David Blackburn

Act 3 in the prisoner voting farce

An ingenious man, John Hirst. First he achieved the considerable feat of committing manslaughter with an axe; and he has since proceeded to cause governments no end of trouble. The prisoner voting saga is nearing its end and a fug of ignominy is descending on the government.

The BBC reports that the coalition is to dilute its policy of enfranchising prisoners serving less than four years. Now ministers will be seeking to enfranchise only those serving a year or less. This u-turn is the result of the alliance between Jack Straw and David Davis and the slew of assorted backbench dissent. Tim Montgomerie argues that this is yet another example of Downing Street’s inability to communicate with the parliamentary Tory party. That is so, but the government has been placed in an invidious position by the ECHR. Virtually no one in Britain wants to enfranchise prisoners with the exception of politicised lags, a smattering of Liberal Democrats and the swelling phalanx of human rights lawyers. In such a context, the government would do well to escape with a modicum of dignity, and a free vote on the diluted proposals is said to be Downing Street’s favoured option.
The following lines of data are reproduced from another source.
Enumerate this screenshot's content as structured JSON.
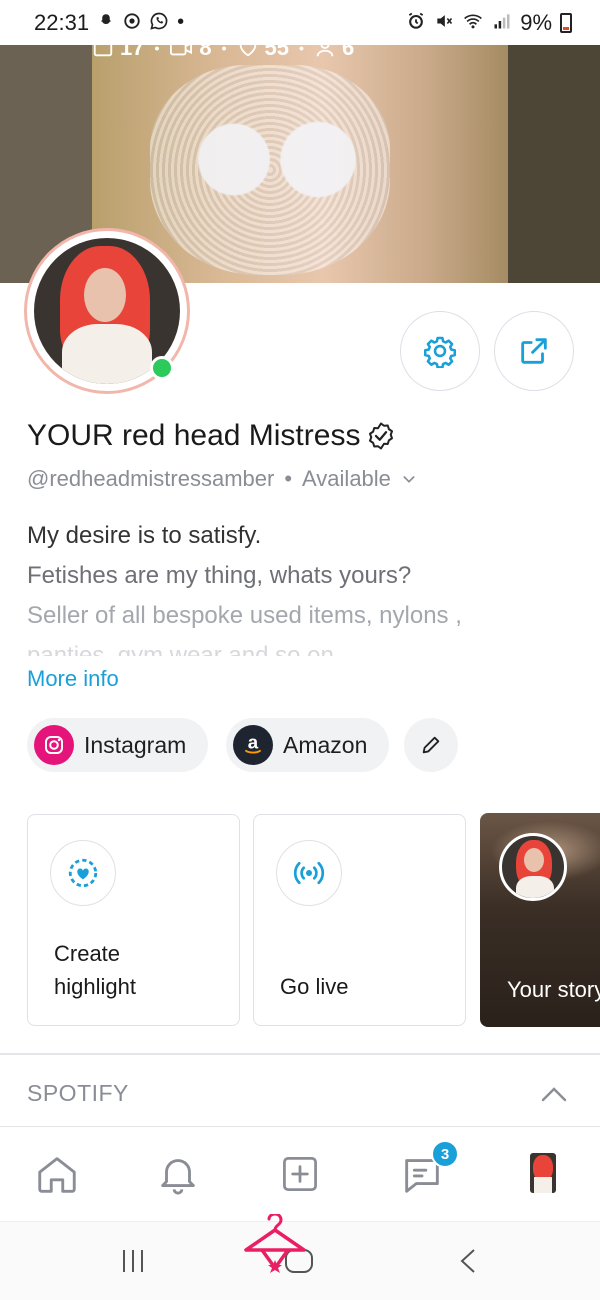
{
  "status_bar": {
    "time": "22:31",
    "left_icons": [
      "snapchat-icon",
      "chrome-icon",
      "whatsapp-icon"
    ],
    "left_dot": "•",
    "right_icons": [
      "alarm-icon",
      "mute-icon",
      "wifi-icon",
      "signal-icon"
    ],
    "battery": "9%"
  },
  "banner": {
    "stats": [
      {
        "icon": "image-icon",
        "value": "17"
      },
      {
        "icon": "video-icon",
        "value": "8"
      },
      {
        "icon": "heart-icon",
        "value": "55"
      },
      {
        "icon": "fans-icon",
        "value": "6"
      }
    ],
    "separator": "•"
  },
  "profile": {
    "name": "YOUR red head Mistress",
    "handle": "@redheadmistressamber",
    "separator": "•",
    "status": "Available",
    "bio_lines": [
      "My desire is to satisfy.",
      "Fetishes are my thing, whats yours?",
      "Seller of all bespoke used items, nylons ,",
      "panties, gym wear and so on"
    ],
    "more_info": "More info",
    "online_color": "#2cc95b"
  },
  "links": [
    {
      "label": "Instagram",
      "icon": "instagram-icon"
    },
    {
      "label": "Amazon",
      "icon": "amazon-icon"
    }
  ],
  "cards": {
    "highlight": {
      "label_line1": "Create",
      "label_line2": "highlight"
    },
    "go_live": {
      "label": "Go live"
    },
    "story": {
      "label": "Your story"
    }
  },
  "spotify": {
    "label": "SPOTIFY"
  },
  "bottom_nav": {
    "items": [
      "home-icon",
      "notifications-icon",
      "add-post-icon",
      "messages-icon",
      "profile-avatar"
    ],
    "messages_badge": "3"
  },
  "colors": {
    "accent": "#1aa0d8",
    "online": "#2cc95b",
    "instagram": "#e4147a"
  }
}
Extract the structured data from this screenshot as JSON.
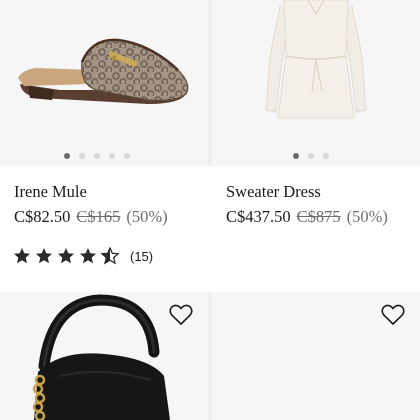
{
  "products": [
    {
      "name": "Irene Mule",
      "price": "C$82.50",
      "original_price": "C$165",
      "discount": "(50%)",
      "image_dots": {
        "count": 5,
        "active": 1
      },
      "rating": {
        "stars": 4.5,
        "count": "(15)"
      }
    },
    {
      "name": "Sweater Dress",
      "price": "C$437.50",
      "original_price": "C$875",
      "discount": "(50%)",
      "image_dots": {
        "count": 3,
        "active": 1
      }
    },
    {
      "wishlist_icon": "heart-outline-icon"
    },
    {
      "wishlist_icon": "heart-outline-icon"
    }
  ],
  "colors": {
    "tile_background": "#f6f6f6",
    "divider": "#eeeeee",
    "text": "#1b1b1b",
    "muted_text": "#6d6d6d",
    "star": "#2b2b2b"
  }
}
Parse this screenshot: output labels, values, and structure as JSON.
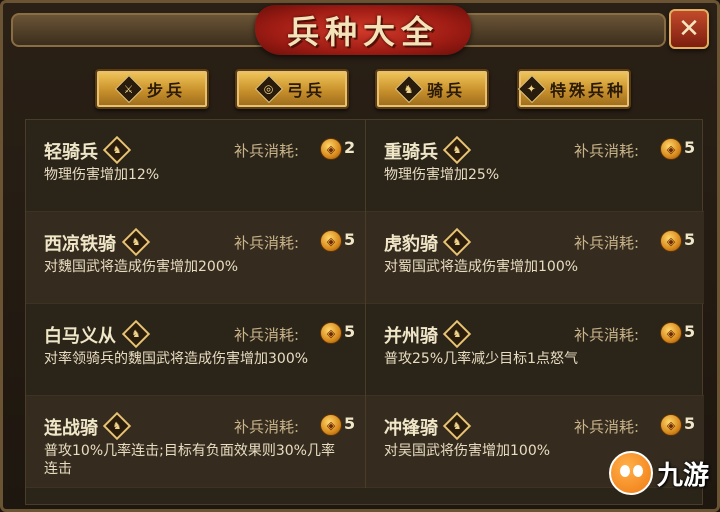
{
  "header": {
    "title": "兵种大全",
    "close_symbol": "✕"
  },
  "tabs": [
    {
      "label": "步兵",
      "icon": "boot-icon",
      "glyph": "⚔"
    },
    {
      "label": "弓兵",
      "icon": "bow-icon",
      "glyph": "◎"
    },
    {
      "label": "骑兵",
      "icon": "horse-icon",
      "glyph": "♞"
    },
    {
      "label": "特殊兵种",
      "icon": "star-icon",
      "glyph": "✦"
    }
  ],
  "units": [
    {
      "name": "轻骑兵",
      "cost_label": "补兵消耗:",
      "cost": "2",
      "desc": "物理伤害增加12%"
    },
    {
      "name": "重骑兵",
      "cost_label": "补兵消耗:",
      "cost": "5",
      "desc": "物理伤害增加25%"
    },
    {
      "name": "西凉铁骑",
      "cost_label": "补兵消耗:",
      "cost": "5",
      "desc": "对魏国武将造成伤害增加200%"
    },
    {
      "name": "虎豹骑",
      "cost_label": "补兵消耗:",
      "cost": "5",
      "desc": "对蜀国武将造成伤害增加100%"
    },
    {
      "name": "白马义从",
      "cost_label": "补兵消耗:",
      "cost": "5",
      "desc": "对率领骑兵的魏国武将造成伤害增加300%"
    },
    {
      "name": "并州骑",
      "cost_label": "补兵消耗:",
      "cost": "5",
      "desc": "普攻25%几率减少目标1点怒气"
    },
    {
      "name": "连战骑",
      "cost_label": "补兵消耗:",
      "cost": "5",
      "desc": "普攻10%几率连击;目标有负面效果则30%几率连击"
    },
    {
      "name": "冲锋骑",
      "cost_label": "补兵消耗:",
      "cost": "5",
      "desc": "对吴国武将伤害增加100%"
    }
  ],
  "unit_icon": {
    "name": "horse-icon",
    "glyph": "♞"
  },
  "coin_icon": {
    "name": "coin-icon",
    "glyph": "◈"
  },
  "watermark": {
    "text": "九游"
  },
  "colors": {
    "tab_gold": "#e0ac44",
    "title_red": "#b8231a",
    "text_light": "#f0e6c8"
  }
}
However, the diverse legal and political issues will be debated hereafter. Human rights are being redefined by judges and politicians; from where or whom do they issue? There are constitutional dilemmas also. Many politicians and lawyers do not see the ECHR’s judgement as a sovereignty issue; Ken Clarke added his voice to their position yesterday when he argued that the exponential growth of judicial review was doing more to emasculate ministerial action than the ECHR. An impressive group is arraigned against them – epitomised by former Law Lord, Lord Hoffman, who asserts (£) that supra-national courts should not ‘intervene in matters on which Member States of the Council of Europe have not surrendered their sovereign powers’. The need to reform the ECHR’s cumbersome practices and unaccountability and the tendency to lump the ECHR (which is a judicial check on executive power) with the European Union (which isn’t) blurs the delineated lines of debate, complicating the government’s already intricate battles with eurosceptics, libertarians and jurists. Verily, Hirst personifies the law of unintended consequences.